The other issue is that each tf record is loaded as an iterator, meaning that there is no way to shuffle the items within the record, meaning we will always consume the record examples in the same order. Additionally, if the iterator is longer than block_length we will need to exhaust the iterator before we are able to load a new class.

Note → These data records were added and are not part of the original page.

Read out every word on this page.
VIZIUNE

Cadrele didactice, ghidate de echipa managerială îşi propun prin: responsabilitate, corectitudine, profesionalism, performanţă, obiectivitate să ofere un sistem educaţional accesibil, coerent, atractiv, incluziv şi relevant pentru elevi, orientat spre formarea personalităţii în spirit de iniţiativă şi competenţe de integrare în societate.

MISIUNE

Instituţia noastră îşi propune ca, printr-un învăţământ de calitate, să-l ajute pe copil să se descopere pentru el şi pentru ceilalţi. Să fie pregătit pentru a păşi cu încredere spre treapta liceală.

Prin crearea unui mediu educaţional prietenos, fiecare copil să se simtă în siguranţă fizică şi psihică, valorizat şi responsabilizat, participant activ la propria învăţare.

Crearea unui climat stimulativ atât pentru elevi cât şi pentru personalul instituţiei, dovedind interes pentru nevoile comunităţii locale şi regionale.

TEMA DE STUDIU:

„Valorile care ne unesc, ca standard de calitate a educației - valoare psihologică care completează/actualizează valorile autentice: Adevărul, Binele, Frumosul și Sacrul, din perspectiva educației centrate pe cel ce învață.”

The current solution that I'm using is to write multiple tf records per class where I randomly sample the elements and make the size equal to block_length. This ensures that each tf record is a random sample of examples from the class and that the tf record is exhausted after a single batch. So the previous example would then be something like.

tfA_0 = [0,0]
tfA_1 = [0,0]
tfB_0 = [1,1]
tfB_1 = [1,1]
tfC_0 = [2,2]
tfC_1 = [2,2]
cycle_length = 2
block_length = 2

batch_1 = [0,0,1,1]  # first batch is fine tfA_0, tfB_1
batch_2 = [2,2,1,1] # now we don't need to finish the first iterator and can load new classes tfC_1, tfB_1
batch_3 = [2,2,0,0] # and the offsets are now gone tfC_0, tfA_1

Regarding the infinite dataset, we currently have a repeat added after the deserialization so the dataset will repeat forever. I'll look at adding a parameter to set the number of repeats as part of the next release.

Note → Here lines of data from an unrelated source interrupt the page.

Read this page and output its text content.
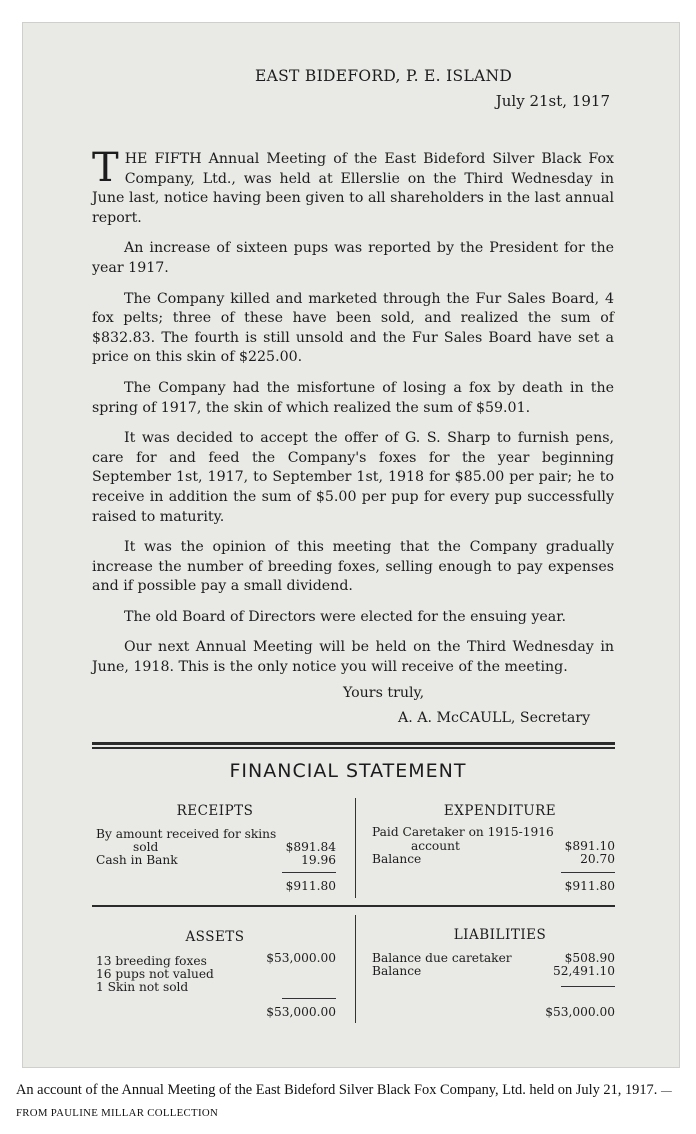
EAST BIDEFORD, P. E. ISLAND
July 21st, 1917

THE FIFTH Annual Meeting of the East Bideford Silver Black Fox Company, Ltd., was held at Ellerslie on the Third Wednesday in June last, notice having been given to all shareholders in the last annual report.

An increase of sixteen pups was reported by the President for the year 1917.

The Company killed and marketed through the Fur Sales Board, 4 fox pelts; three of these have been sold, and realized the sum of $832.83. The fourth is still unsold and the Fur Sales Board have set a price on this skin of $225.00.

The Company had the misfortune of losing a fox by death in the spring of 1917, the skin of which realized the sum of $59.01.

It was decided to accept the offer of G. S. Sharp to furnish pens, care for and feed the Company's foxes for the year beginning September 1st, 1917, to September 1st, 1918 for $85.00 per pair; he to receive in addition the sum of $5.00 per pup for every pup successfully raised to maturity.

It was the opinion of this meeting that the Company gradually increase the number of breeding foxes, selling enough to pay expenses and if possible pay a small dividend.

The old Board of Directors were elected for the ensuing year.

Our next Annual Meeting will be held on the Third Wednesday in June, 1918. This is the only notice you will receive of the meeting.

Yours truly,
A. A. McCAULL, Secretary
FINANCIAL STATEMENT
RECEIPTS
By amount received for skins
sold	$891.84
Cash in Bank	19.96
$911.80
EXPENDITURE
Paid Caretaker on 1915-1916
account	$891.10
Balance	20.70
$911.80
ASSETS
13 breeding foxes	$53,000.00
16 pups not valued
1 Skin not sold
$53,000.00
LIABILITIES
Balance due caretaker	$508.90
Balance	52,491.10
$53,000.00
An account of the Annual Meeting of the East Bideford Silver Black Fox Company, Ltd. held on July 21, 1917. —FROM PAULINE MILLAR COLLECTION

owenvallis avatar Nov 24 '21 18:11 owenvallis

Support for setting the number of repeats was just added in PR #196

owenvallis avatar Nov 30 '21 18:11 owenvallis

@owenvallis

Hello, regarding this ,

WARNING: This sampler requires that each TF Record file contain contiguous blocks of classes where the size of each block is a multiple of example_per_class.

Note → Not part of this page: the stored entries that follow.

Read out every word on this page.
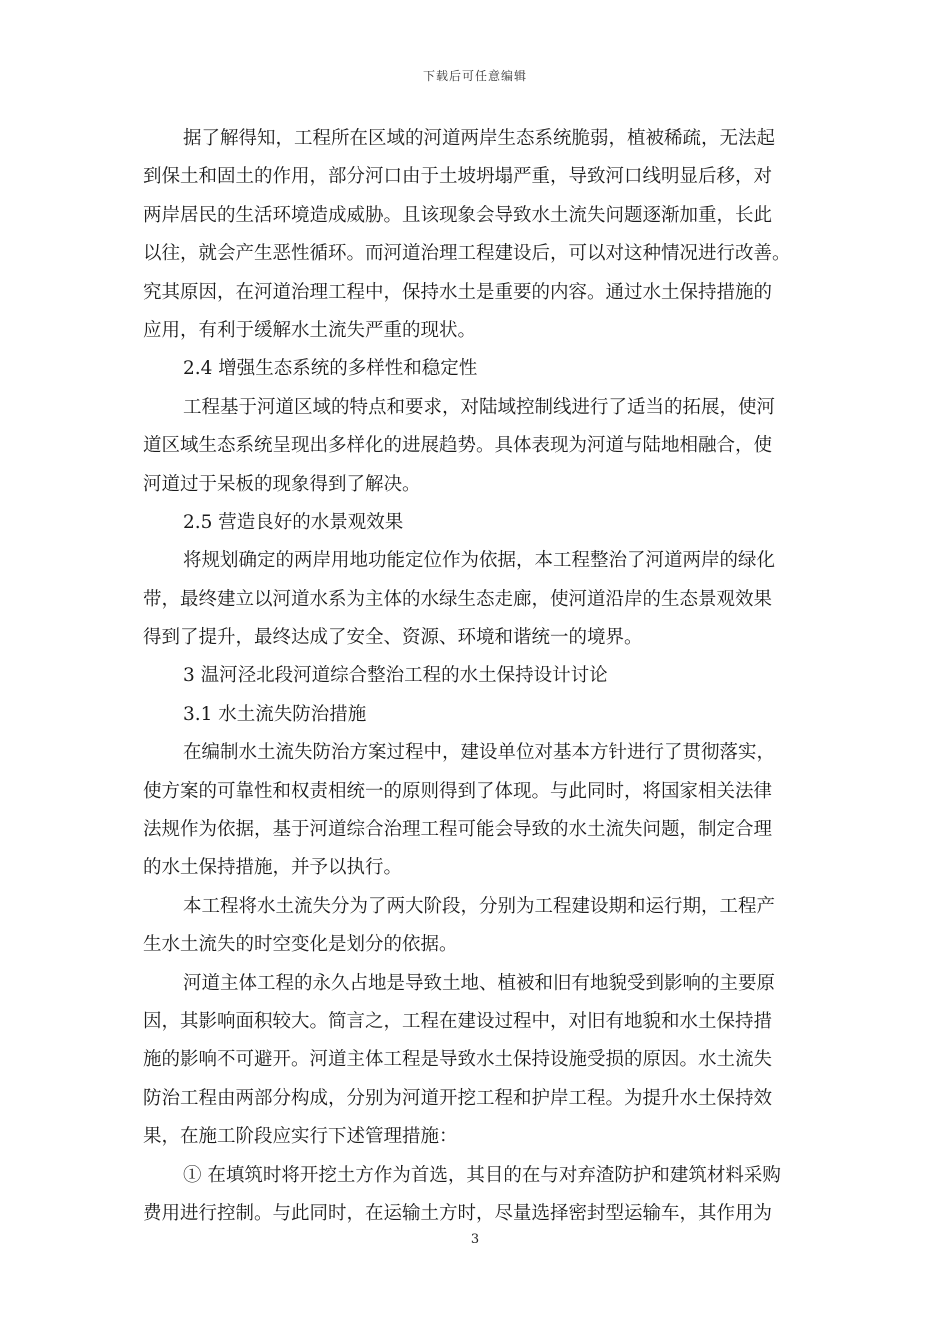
下载后可任意编辑
据了解得知，工程所在区域的河道两岸生态系统脆弱，植被稀疏，无法起
到保土和固土的作用，部分河口由于土坡坍塌严重，导致河口线明显后移，对
两岸居民的生活环境造成威胁。且该现象会导致水土流失问题逐渐加重，长此
以往，就会产生恶性循环。而河道治理工程建设后，可以对这种情况进行改善。
究其原因，在河道治理工程中，保持水土是重要的内容。通过水土保持措施的
应用，有利于缓解水土流失严重的现状。
2.4 增强生态系统的多样性和稳定性
工程基于河道区域的特点和要求，对陆域控制线进行了适当的拓展，使河
道区域生态系统呈现出多样化的进展趋势。具体表现为河道与陆地相融合，使
河道过于呆板的现象得到了解决。
2.5 营造良好的水景观效果
将规划确定的两岸用地功能定位作为依据，本工程整治了河道两岸的绿化
带，最终建立以河道水系为主体的水绿生态走廊，使河道沿岸的生态景观效果
得到了提升，最终达成了安全、资源、环境和谐统一的境界。
3 温河泾北段河道综合整治工程的水土保持设计讨论
3.1 水土流失防治措施
在编制水土流失防治方案过程中，建设单位对基本方针进行了贯彻落实，
使方案的可靠性和权责相统一的原则得到了体现。与此同时，将国家相关法律
法规作为依据，基于河道综合治理工程可能会导致的水土流失问题，制定合理
的水土保持措施，并予以执行。
本工程将水土流失分为了两大阶段，分别为工程建设期和运行期，工程产
生水土流失的时空变化是划分的依据。
河道主体工程的永久占地是导致土地、植被和旧有地貌受到影响的主要原
因，其影响面积较大。简言之，工程在建设过程中，对旧有地貌和水土保持措
施的影响不可避开。河道主体工程是导致水土保持设施受损的原因。水土流失
防治工程由两部分构成，分别为河道开挖工程和护岸工程。为提升水土保持效
果，在施工阶段应实行下述管理措施：
① 在填筑时将开挖土方作为首选，其目的在与对弃渣防护和建筑材料采购
费用进行控制。与此同时，在运输土方时，尽量选择密封型运输车，其作用为
3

Here is an imagenet dataset in tfrecord format. I'm not confident if these tfrecord contain contiguous blocks of classes. In this case, how should I approach this tfrecord dataset with the tf-similarity tfrecord-sampler? Any tips?

innat avatar Jul 20 '22 07:07 innat

Also, unlike TFDatasetMultiShotMemorySampler, the TFRecordDatasetSampler doesn't have any positional paramo for augmentation. Shouldn't it be included?

innat avatar Jul 20 '22 11:07 innat

I need to adopt the following approach, but the problem is that I don't have control over the occurrence of number of each class per batch.

def dataset_for_class(i):
    i = tf.cast(i, tf.int32)
    return dataset.filter(lambda label: label == i)

dataset = [1,2,3,1,2,3,1,1,4,5,1,1,5,1,5,4] 
len_ds = len(dataset)

dataset = tf.data.Dataset.from_tensor_slices(dataset)
dataset = tf.data.Dataset.range(len_ds).interleave(
    dataset_for_class,
    cycle_length=1,
)
dataset = dataset.prefetch(tf.data.AUTOTUNE)
list(dataset.as_numpy_iterator())
[1, 1, 1, 1, 1, 1, 1, 2, 2, 3, 3, 4, 4, 5, 5, 5]

However, the expected tfrecord format described here is not always smooth to achieve. For example, an existing tfrecord format which I may want to use for similarity modeling, need to first desterilize and modify the class order accordingly and save it again as per needed.